O Brasil é um imenso mercado. Não faz muito tempo, lançaram uma revista dedicada exclusivamente ao público negro de classe média. Turismo no Pelourinho, soluções para o seu cabelo, lugares aonde ir -coisas, enfim, de interesse para essa faixa de consumo.
Pensei que a revista tivesse vida curta, que não há no Brasil tantos negros assim podendo consumi-la. Ledo engano. A revista esgotou-se nos primeiros dias, tem mais de cem mil exemplares em circulação.
Faço parte de uma minoria, a dos que gostam de música clássica. Há vários meses eu vinha comprando uma revista inglesa, a "Classic CD", que, além de resenhas sobre lançamentos de música clássica em compact-disc, traz como brinde um disco, com mais de uma hora de duração, cheio de amostras grátis e excertos dos lançamentos mais importantes do mês. Tudo isso a menos de R$ 15.
"Como é bom saber inglês", pensei, ouvindo com fervor diletante o CD a preço baixo que me era garantido na banca de jornais da esquina.
Mas a surpresa máxima é que essa revista, dedicada unicamente à música clássica, e com um CD grátis incluído, está sendo agora editada no Brasil, ao preço de R$ 10.

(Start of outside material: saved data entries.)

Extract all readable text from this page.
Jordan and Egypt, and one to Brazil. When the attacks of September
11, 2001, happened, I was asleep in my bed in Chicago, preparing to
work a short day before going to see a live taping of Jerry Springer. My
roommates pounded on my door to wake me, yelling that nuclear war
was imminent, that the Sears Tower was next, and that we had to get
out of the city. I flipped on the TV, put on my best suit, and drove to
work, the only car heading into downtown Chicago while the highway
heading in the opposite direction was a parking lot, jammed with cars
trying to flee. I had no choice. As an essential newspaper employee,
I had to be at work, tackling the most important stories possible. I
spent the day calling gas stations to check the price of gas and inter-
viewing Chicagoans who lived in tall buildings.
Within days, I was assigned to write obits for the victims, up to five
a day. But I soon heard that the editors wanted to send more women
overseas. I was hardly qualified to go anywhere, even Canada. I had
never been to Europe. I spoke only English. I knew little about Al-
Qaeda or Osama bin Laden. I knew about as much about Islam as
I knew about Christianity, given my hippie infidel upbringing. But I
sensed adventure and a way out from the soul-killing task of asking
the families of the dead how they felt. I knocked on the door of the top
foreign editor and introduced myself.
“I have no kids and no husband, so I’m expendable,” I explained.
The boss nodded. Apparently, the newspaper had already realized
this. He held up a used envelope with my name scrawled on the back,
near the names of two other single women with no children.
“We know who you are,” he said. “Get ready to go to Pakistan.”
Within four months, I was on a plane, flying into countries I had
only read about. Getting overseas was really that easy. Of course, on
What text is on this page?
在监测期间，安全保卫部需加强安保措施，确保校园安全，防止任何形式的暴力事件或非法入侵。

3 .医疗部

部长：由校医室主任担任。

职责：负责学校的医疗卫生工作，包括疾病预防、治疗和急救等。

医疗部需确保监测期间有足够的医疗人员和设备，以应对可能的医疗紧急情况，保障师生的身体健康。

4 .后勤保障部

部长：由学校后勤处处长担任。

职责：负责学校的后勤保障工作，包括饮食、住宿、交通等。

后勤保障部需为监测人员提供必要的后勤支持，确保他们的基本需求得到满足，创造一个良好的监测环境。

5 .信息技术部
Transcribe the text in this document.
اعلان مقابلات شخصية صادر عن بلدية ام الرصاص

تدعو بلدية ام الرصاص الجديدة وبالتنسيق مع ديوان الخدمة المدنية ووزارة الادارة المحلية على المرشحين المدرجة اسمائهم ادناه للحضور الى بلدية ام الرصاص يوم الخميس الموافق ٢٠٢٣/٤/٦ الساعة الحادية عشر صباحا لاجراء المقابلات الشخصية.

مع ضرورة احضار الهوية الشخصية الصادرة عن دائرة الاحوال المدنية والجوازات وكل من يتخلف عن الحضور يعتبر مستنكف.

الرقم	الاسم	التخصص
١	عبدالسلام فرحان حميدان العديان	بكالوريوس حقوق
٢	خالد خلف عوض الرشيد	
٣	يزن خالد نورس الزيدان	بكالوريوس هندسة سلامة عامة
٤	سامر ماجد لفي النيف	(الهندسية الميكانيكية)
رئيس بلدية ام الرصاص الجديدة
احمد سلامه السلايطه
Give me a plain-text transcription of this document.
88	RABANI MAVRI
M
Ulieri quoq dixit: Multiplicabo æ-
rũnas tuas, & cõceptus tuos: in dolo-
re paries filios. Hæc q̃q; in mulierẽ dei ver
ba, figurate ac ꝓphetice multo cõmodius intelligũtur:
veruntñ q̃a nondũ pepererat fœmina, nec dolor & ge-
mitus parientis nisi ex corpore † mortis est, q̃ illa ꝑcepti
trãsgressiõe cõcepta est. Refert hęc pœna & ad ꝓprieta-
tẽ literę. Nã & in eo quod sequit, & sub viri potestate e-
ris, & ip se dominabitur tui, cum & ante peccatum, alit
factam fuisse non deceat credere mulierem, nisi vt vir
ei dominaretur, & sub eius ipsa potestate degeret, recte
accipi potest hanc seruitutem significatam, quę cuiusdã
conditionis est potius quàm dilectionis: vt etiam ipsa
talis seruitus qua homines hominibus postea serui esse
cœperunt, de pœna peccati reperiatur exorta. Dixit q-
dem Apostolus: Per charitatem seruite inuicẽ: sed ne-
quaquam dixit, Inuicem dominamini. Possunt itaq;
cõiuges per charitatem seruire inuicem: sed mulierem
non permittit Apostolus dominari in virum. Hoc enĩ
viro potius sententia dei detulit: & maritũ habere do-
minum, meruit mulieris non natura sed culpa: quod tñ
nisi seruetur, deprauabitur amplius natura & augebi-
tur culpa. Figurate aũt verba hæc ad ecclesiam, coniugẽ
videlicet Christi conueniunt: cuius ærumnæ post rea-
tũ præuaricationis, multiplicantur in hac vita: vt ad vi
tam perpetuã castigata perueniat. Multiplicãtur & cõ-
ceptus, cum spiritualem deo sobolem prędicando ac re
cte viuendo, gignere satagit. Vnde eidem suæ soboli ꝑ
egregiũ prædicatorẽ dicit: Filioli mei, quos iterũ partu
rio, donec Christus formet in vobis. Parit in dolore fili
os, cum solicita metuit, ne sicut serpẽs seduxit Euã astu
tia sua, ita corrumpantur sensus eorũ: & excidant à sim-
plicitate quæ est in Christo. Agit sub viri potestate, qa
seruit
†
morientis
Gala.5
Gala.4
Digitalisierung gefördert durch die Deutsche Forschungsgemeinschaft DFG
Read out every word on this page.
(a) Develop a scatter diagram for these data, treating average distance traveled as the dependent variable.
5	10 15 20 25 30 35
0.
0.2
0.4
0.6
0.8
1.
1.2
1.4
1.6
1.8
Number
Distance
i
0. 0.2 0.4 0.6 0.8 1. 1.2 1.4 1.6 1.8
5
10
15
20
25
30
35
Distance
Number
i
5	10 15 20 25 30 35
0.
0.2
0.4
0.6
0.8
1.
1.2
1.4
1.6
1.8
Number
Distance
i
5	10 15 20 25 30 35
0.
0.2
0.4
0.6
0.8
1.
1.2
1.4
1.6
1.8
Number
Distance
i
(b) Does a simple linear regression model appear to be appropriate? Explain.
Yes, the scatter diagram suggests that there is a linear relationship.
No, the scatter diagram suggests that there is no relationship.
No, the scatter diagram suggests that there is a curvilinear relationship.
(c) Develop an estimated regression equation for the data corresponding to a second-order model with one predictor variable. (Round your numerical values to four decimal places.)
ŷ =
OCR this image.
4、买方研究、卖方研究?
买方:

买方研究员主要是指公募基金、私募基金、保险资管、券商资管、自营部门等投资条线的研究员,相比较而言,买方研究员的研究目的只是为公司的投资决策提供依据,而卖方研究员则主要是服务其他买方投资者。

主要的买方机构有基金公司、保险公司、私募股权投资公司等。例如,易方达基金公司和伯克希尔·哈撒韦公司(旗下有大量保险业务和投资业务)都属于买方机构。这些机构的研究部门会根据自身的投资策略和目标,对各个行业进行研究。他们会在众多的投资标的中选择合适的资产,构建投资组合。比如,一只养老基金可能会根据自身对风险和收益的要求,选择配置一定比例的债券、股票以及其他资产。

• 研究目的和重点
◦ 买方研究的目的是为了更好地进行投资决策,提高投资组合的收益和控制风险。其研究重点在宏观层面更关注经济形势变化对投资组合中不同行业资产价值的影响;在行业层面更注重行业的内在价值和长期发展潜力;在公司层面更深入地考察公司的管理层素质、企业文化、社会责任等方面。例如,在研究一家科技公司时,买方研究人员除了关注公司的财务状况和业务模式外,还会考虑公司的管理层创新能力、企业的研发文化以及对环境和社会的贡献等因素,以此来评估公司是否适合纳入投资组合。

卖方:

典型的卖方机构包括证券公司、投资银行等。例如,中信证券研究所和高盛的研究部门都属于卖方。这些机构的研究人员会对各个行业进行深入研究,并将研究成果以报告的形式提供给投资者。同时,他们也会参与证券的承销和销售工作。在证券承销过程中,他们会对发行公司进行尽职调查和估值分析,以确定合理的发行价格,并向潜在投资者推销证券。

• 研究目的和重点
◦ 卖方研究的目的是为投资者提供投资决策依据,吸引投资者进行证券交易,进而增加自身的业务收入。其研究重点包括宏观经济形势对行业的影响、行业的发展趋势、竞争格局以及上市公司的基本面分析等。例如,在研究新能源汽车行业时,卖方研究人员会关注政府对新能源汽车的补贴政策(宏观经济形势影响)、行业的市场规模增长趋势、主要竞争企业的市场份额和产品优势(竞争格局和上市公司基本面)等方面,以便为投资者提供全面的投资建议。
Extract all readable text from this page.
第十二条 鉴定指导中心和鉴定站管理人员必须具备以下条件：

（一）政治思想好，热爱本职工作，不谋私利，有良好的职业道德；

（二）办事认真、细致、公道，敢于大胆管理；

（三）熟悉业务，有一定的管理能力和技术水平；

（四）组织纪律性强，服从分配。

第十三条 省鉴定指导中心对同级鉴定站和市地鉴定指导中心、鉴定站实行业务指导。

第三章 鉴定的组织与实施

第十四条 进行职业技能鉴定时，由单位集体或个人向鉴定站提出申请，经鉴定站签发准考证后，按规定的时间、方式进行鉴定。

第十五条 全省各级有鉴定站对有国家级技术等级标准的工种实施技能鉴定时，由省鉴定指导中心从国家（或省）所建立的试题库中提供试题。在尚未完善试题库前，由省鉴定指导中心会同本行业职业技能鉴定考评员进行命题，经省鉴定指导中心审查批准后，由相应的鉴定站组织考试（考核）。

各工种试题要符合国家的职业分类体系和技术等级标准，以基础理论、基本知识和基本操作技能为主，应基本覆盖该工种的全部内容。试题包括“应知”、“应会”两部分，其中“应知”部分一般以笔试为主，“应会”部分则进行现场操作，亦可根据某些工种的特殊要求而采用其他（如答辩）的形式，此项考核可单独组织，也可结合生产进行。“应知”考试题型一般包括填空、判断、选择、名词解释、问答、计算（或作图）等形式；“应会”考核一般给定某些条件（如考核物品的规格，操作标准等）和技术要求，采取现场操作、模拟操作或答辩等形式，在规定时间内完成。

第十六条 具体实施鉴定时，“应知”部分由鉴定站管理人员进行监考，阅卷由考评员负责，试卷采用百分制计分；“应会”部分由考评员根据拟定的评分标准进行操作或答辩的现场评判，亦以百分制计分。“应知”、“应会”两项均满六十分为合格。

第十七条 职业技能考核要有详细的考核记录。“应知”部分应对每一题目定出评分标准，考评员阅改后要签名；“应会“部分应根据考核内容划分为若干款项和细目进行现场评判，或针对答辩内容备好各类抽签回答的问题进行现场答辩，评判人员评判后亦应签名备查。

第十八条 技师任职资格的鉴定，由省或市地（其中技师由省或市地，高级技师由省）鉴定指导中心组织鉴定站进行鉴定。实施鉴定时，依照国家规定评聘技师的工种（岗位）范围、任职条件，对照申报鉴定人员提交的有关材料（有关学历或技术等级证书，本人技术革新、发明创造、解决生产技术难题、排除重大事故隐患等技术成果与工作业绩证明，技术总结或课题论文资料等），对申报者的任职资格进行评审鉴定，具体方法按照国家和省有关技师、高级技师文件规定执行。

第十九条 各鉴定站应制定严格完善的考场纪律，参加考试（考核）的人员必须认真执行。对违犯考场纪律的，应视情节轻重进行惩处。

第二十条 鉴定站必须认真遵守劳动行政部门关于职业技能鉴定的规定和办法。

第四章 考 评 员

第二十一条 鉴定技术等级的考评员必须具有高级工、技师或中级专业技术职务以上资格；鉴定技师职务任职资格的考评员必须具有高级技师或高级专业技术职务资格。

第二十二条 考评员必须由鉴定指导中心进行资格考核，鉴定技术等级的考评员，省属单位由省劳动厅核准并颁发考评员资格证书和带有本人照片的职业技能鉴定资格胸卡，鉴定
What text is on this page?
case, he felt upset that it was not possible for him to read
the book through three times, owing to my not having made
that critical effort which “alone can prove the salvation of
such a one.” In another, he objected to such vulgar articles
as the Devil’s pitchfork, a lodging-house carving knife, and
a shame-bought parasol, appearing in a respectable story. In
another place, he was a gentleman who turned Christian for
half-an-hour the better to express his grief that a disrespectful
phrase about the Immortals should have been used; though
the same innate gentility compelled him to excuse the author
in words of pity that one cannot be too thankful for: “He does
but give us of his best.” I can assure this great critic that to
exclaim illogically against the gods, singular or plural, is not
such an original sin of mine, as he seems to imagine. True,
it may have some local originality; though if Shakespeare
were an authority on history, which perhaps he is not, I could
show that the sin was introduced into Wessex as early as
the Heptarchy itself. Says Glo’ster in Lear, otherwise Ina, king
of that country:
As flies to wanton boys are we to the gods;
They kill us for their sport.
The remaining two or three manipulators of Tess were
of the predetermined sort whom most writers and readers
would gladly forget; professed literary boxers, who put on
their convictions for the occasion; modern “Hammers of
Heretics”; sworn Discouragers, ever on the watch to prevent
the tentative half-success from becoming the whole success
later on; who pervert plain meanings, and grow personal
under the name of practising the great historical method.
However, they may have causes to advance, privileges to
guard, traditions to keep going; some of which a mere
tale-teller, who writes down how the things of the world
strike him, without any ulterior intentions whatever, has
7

Será que já estamos no primeiro mundo? De qualquer modo, o amante de música clássica, assim como a minoria de negros de classe média, prova-se capaz de consumir.
Há vários fenômenos em jogo, para além da simples "ascensão social", no caso dos negros, ou da "internacionalização", no caso dos melômanos. Com todas as suas carências, o Brasil tem mostrado suficiente poder econômico para importar espetáculos de primeira qualidade.
Ivo Pogorelich, Evgeny Kissin, os dois maiores pianistas da atualidade, apresentaram-se em São Paulo. Orquestras como o Gewandhaus, o Concertgebouw, já são quase arroz de festa. Cecilia Bartoli apresentou-se outro dia. Estaremos no primeiro mundo?
A revista de CD clássico parece dizer que sim. E parece ser sinal de alguns outros acontecimentos, que registro aqui.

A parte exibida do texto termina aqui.